In photography, the golden hour (sometimes known as magic hour, especially in cinematography) is the first and last hour of sunlight during the day. when a specific photographic effect is achieved due to the quality of the light.
Typically, lighting is softer (more diffuse) and warmer in hue. Shadows are relatively non-existent if the sun is below the horizon. When the sun is near or below the horizon, sunlight travels through more of the atmosphere, reducing the intensity of the direct light, so that more of the illumination comes from indirect light from the sky (Thomas 1973, 9–13), reducing the lighting ratio. More blue light is scattered, so if the sun is present, its light appears more reddish. In addition, the sun's small angle with the horizon produces longer shadows.
“Hour” is used here quite loosely.
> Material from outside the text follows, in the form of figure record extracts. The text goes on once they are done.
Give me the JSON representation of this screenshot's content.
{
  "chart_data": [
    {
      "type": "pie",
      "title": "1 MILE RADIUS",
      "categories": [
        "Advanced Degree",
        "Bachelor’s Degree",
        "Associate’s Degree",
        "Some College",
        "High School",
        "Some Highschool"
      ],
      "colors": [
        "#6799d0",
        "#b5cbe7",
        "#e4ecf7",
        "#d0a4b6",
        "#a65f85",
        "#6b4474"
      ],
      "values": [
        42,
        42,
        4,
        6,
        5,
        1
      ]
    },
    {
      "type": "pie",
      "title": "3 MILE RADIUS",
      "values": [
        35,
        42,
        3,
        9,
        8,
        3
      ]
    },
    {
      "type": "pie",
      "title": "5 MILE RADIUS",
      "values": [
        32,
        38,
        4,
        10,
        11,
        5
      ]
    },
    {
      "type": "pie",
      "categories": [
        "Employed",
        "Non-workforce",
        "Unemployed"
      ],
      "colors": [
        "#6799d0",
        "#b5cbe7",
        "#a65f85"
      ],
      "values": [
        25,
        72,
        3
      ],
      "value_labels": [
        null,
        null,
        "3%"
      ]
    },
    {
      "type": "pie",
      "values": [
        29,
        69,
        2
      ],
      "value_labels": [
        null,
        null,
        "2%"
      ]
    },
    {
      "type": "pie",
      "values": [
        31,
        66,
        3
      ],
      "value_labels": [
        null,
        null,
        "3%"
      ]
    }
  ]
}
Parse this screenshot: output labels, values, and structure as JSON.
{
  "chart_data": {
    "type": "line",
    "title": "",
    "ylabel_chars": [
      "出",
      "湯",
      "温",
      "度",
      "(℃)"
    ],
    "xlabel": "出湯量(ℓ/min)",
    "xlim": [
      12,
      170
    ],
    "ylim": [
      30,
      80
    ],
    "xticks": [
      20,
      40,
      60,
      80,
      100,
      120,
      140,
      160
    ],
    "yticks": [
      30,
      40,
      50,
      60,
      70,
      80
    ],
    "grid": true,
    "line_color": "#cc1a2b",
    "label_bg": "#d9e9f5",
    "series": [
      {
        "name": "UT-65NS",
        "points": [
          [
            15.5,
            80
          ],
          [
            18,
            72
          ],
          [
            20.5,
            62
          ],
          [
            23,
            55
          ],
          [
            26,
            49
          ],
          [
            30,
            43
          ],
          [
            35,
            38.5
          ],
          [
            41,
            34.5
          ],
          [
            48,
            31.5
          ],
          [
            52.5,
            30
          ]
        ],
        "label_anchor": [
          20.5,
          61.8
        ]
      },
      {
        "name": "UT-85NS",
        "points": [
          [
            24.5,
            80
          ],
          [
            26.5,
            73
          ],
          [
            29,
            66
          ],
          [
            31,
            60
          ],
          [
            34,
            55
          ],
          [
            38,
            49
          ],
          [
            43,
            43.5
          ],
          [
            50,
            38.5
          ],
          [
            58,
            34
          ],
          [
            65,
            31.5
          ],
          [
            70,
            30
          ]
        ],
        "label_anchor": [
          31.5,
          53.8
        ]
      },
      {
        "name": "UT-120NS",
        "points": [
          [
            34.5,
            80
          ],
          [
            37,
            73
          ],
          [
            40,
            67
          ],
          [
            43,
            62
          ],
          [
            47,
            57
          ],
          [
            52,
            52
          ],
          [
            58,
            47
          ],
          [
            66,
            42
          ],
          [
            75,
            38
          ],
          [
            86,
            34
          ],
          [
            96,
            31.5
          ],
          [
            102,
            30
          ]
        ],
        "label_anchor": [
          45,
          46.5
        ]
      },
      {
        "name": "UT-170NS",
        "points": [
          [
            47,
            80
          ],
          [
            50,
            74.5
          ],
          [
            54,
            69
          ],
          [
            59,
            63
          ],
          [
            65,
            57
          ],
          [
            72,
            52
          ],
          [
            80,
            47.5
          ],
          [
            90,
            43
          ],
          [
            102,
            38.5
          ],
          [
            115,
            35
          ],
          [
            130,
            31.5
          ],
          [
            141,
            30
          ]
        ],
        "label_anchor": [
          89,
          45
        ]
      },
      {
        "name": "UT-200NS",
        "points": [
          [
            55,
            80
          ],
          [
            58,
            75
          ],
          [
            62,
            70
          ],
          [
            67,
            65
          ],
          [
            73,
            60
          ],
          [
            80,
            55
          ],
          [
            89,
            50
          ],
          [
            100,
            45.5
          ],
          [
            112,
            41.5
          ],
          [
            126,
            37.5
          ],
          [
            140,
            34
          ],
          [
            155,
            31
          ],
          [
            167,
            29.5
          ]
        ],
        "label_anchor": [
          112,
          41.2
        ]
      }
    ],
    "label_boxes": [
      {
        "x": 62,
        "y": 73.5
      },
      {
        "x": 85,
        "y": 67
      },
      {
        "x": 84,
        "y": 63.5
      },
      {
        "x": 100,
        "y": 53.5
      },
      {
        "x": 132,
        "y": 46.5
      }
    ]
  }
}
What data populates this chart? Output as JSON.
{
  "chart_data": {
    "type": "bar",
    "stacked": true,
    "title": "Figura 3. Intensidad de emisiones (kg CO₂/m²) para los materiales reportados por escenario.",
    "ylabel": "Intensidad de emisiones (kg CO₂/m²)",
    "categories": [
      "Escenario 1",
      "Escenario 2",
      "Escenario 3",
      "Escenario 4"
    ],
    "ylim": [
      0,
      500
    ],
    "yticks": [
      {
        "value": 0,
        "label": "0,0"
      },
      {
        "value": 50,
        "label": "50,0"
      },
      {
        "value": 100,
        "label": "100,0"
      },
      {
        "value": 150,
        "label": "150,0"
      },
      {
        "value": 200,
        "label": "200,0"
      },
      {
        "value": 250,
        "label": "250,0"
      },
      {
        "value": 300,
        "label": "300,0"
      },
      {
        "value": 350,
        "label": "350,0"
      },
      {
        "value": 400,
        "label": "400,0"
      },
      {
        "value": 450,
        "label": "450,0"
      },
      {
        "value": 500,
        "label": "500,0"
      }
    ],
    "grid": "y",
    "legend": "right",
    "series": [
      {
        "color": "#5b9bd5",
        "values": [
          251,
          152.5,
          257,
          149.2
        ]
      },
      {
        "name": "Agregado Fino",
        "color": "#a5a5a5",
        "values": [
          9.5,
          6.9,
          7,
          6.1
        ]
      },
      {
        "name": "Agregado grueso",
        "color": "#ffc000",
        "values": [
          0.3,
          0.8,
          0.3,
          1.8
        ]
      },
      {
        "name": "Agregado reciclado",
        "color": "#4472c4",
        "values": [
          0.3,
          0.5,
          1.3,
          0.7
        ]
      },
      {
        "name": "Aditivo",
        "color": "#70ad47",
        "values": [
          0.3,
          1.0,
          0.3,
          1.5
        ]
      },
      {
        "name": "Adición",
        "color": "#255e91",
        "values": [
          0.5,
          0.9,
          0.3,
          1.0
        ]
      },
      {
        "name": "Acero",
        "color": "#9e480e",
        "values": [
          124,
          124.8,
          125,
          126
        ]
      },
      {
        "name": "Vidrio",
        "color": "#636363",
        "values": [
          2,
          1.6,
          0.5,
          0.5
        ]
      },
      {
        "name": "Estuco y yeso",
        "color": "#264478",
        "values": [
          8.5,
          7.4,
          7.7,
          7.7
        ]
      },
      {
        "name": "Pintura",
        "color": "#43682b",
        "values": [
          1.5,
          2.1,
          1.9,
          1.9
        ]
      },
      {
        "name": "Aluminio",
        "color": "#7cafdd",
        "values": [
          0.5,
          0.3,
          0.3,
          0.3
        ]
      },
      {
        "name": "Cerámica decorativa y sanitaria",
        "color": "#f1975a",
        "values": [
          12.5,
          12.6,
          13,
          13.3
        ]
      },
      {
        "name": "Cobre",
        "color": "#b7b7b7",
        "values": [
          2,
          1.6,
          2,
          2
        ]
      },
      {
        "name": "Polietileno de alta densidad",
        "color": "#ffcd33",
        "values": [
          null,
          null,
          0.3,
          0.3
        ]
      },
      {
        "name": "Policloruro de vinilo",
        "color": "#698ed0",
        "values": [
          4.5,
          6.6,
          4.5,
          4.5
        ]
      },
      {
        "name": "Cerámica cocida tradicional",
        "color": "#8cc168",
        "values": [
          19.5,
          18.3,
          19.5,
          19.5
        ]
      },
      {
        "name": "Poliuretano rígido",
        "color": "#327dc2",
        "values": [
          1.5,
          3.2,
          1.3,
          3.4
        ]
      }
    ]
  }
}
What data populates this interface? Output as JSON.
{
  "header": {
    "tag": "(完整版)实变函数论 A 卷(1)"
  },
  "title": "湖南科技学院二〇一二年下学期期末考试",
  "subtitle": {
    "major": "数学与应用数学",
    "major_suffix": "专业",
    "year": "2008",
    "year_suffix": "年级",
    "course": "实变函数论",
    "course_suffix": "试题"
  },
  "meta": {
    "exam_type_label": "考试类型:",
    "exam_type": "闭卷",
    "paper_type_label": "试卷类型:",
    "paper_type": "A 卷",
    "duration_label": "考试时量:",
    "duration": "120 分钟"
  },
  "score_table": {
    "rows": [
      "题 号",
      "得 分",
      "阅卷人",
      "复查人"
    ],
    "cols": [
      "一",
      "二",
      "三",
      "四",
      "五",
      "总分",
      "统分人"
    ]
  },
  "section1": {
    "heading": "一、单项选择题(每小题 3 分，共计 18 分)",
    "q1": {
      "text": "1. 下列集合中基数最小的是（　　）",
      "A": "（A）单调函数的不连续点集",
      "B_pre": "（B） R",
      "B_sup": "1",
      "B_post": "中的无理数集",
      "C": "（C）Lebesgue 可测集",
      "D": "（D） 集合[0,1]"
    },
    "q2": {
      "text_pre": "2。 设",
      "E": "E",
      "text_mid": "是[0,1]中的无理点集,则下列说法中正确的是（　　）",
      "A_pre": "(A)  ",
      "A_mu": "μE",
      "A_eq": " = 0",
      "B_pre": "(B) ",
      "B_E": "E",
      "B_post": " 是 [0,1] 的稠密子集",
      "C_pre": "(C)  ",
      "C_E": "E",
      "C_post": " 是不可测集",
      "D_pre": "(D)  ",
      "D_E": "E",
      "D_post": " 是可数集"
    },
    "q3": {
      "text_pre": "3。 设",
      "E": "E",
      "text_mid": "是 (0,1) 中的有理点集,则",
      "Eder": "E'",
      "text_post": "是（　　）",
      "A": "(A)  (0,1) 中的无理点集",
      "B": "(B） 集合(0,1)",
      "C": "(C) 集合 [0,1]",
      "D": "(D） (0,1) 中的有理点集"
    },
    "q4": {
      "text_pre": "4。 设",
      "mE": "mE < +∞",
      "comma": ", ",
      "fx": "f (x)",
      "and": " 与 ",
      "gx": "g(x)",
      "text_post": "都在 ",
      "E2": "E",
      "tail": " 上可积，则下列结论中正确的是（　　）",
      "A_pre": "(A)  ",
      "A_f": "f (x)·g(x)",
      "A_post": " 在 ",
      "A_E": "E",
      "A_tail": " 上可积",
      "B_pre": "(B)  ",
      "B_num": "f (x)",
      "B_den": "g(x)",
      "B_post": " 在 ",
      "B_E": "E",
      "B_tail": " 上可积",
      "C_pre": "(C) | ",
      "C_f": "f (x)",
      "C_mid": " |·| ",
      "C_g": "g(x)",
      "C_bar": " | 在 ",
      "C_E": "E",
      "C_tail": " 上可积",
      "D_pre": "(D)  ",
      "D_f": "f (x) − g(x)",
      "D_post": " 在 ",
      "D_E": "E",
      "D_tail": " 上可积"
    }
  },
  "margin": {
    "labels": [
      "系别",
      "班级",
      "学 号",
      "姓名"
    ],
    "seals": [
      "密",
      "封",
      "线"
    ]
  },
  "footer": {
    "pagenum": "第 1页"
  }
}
The character of the lighting is determined by the sun's altitude, and the time for the sun to move from the horizon to a specified altitude depends on a location's latitude and the time of year (Bermingham 2003, 214). In Los Angeles, California, at an hour after sunrise or an hour before sunset, the sun has an altitude of about 10°–12°. For a location closer to the equator, the altitude is greater (or the time less), and for a location farther from the equator, the altitude is less (or the time greater). For a location sufficiently far from the equator, the sun may not reach an altitude of 10°, and the golden hour lasts for the entire day in certain seasons.